Compared to that, the sports media is obviously more progressive and the viewpoints more diverse than in the past. As I told Lewis, the democratization of the sports media has opened the door to voices and topics that it previously didn’t entertain, many of them more progressive in nature. One bit of evidence for that is that there are progressive outlets like ThinkProgress and The Nation devoting coverage to sports and employing full-time sportswriters like myself and Dave Zirin. Another is that many online outlets, places like Deadspin for instance, tend to take on a more anti-establishment and, at times, progressive tone, even if most of the writers aren’t coming from a purely political or ideological place. The proliferation of online media has also expanded opportunities for young people, minorities, and women to provide points of view that vary from the largely older white male establishment that has existed for so long. And it has also allowed for more skepticism and cynicism about the people who run sports than was typically present in establishment media outlets, as well as more room to talk about the ways sports impact and shape society, which naturally leads to more talk about bigger issues inside sports. And on that front, progressives are now participating in ways they never have.

That shift is what has caught the attention of conservatives, because sports have for so long been a place where they didn’t have to worry much about hearing the progressive point of view, as Lewis notes:

And if conservatives are upset about this, it may be because this is all they have left. Progressives have long owned Hollywood, and (except maybe for Nashville) most of the popular music industry. Sports were perhaps the bastion for conservative entertainment ā€” the final refuge for the patriotic, beer-guzzling, macho male who just wants to forget about his day job and watch a game ā€” without hearing a lecture. Those days may be over.

But just because progressives are participating doesn’t mean the sports media is itself progressive. I’d argue that it still approaches racial and gender issues from a more conservative perspective, and that it generally favors the establishment both in how it covers issues like labor and in its overall tone. It seems to me that the sports media still takes a more socially conservative approach when it comes to how athletes exist as role models in our society. And there also remains a relative dearth of black and/or female sportswriters and editors in all parts of the media, meaning many of the issues that affect those populations are still covered primarily by white men (that’s the case even at progressive outlets and at the places we think of as more anti-establishment), limiting the points of view especially from groups that tend to be more progressive.

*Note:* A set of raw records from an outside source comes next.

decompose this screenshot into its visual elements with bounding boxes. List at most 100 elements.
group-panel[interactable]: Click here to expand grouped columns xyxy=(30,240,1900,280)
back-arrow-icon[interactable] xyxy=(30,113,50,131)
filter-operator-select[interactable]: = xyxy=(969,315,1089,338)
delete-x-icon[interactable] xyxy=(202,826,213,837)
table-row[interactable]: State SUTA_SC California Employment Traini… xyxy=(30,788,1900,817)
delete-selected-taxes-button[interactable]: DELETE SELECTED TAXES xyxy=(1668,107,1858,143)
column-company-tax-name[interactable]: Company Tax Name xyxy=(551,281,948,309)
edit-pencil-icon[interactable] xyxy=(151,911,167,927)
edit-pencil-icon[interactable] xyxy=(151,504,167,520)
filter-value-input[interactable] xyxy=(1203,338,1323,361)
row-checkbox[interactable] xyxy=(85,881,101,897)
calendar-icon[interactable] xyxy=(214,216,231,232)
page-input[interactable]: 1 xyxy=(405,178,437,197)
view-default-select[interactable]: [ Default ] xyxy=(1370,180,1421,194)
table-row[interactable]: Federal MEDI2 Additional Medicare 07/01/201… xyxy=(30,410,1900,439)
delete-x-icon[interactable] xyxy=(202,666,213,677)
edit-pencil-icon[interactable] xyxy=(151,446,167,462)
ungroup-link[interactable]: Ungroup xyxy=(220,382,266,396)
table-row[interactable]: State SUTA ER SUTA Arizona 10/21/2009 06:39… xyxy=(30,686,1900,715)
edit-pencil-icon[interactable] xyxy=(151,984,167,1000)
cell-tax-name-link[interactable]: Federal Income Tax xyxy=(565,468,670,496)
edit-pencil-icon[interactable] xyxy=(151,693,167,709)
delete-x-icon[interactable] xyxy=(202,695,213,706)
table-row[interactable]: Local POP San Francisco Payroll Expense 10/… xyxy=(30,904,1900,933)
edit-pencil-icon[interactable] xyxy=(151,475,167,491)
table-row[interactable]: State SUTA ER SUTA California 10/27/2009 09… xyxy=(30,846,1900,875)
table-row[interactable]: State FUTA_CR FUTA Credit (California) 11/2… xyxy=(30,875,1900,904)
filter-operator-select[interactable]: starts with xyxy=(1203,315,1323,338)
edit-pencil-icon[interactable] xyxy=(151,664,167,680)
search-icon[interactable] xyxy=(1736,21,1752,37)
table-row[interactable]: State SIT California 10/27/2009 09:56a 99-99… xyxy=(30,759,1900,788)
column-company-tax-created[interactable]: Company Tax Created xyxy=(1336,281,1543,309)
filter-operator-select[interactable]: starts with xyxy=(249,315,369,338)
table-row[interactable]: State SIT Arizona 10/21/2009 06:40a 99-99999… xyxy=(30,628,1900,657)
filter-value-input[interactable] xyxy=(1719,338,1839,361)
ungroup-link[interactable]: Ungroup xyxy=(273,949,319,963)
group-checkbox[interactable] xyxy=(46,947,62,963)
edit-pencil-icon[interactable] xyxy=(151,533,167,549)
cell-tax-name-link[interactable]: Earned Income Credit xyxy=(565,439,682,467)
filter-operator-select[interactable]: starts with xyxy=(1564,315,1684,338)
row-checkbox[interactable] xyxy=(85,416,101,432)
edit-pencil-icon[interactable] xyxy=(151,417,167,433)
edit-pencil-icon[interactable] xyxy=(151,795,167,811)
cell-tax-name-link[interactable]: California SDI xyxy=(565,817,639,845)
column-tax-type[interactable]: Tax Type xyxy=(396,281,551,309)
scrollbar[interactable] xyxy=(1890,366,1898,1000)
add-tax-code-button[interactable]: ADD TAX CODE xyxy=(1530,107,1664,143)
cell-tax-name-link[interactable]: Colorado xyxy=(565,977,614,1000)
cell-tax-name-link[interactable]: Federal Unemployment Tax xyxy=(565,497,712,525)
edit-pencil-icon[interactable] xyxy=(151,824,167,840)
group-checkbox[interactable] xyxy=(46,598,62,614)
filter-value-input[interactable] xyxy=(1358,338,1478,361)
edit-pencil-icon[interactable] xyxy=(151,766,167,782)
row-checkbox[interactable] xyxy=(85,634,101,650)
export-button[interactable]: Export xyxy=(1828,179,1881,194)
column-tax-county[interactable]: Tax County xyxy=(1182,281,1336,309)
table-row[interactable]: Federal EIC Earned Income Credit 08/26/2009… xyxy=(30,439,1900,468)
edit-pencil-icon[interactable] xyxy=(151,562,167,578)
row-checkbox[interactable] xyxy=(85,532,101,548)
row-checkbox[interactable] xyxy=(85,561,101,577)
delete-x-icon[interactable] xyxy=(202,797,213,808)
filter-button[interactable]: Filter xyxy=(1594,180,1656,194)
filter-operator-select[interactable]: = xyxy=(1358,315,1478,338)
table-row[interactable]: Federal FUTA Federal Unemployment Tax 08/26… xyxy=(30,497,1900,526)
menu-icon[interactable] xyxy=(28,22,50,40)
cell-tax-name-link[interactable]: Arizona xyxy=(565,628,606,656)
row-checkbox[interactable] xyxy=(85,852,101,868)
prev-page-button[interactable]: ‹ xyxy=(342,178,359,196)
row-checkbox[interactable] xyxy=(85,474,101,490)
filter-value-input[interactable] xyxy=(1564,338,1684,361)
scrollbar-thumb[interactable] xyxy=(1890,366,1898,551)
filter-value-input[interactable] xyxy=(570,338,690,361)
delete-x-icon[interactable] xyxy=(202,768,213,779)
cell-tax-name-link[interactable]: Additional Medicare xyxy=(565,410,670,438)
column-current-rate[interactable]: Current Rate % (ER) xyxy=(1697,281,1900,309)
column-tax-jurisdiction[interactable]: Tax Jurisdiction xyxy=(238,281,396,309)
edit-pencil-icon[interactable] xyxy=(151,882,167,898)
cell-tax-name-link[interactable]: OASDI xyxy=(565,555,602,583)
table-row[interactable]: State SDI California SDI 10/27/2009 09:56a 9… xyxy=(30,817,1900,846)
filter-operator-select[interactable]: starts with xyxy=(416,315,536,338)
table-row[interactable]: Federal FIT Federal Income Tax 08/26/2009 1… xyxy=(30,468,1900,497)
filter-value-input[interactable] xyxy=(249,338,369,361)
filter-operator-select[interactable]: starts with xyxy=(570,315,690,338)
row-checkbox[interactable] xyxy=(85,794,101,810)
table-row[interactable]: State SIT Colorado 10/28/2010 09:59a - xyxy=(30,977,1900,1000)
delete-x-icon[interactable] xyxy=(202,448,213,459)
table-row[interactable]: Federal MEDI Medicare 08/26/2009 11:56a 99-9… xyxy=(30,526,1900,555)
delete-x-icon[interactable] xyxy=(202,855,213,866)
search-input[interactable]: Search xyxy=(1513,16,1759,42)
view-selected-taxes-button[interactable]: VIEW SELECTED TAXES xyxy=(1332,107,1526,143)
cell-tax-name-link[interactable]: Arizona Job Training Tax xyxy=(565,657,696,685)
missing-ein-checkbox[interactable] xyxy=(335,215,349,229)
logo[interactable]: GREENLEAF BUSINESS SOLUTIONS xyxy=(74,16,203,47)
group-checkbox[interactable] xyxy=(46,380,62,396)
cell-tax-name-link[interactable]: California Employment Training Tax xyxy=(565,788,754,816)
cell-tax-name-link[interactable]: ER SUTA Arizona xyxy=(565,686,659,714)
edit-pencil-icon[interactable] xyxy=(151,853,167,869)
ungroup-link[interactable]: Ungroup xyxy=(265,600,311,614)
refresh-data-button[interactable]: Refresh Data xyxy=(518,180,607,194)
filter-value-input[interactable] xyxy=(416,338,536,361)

Sure, there are places where the sports media has shifted in a definitively progressive direction, sometimes even to a near consensus, like on LGBT rights and equality. But on most, there is still plenty of debate. The idea that we should prioritize equality in sports for women, for instance, is still far from accepted on all fronts. And on most fronts where there are definitively progressive points of view — like when Bob Costas talks gun control or media outlets drop the name of Washington’s football team — there almost always exist sportswriters providing the opposite viewpoint too. And, though we have shifted toward talking about substantive issues more, they still make up a relatively small amount of sports coverage.

Calling it a “takeover,” then, probably exaggerates the significance of what has changed. Lewis seems to acknowledge that at one point, saying that “it does seem like we are moving toward more ideological parity.” I’d say that’s what this actually is. The sports media may be more progressive today than it ever has been, but it’s not because the left is taking over anything. Rather, it’s because progressives are finally starting to talk about their issues in a context and in an area of society they’ve mostly ignored in the past.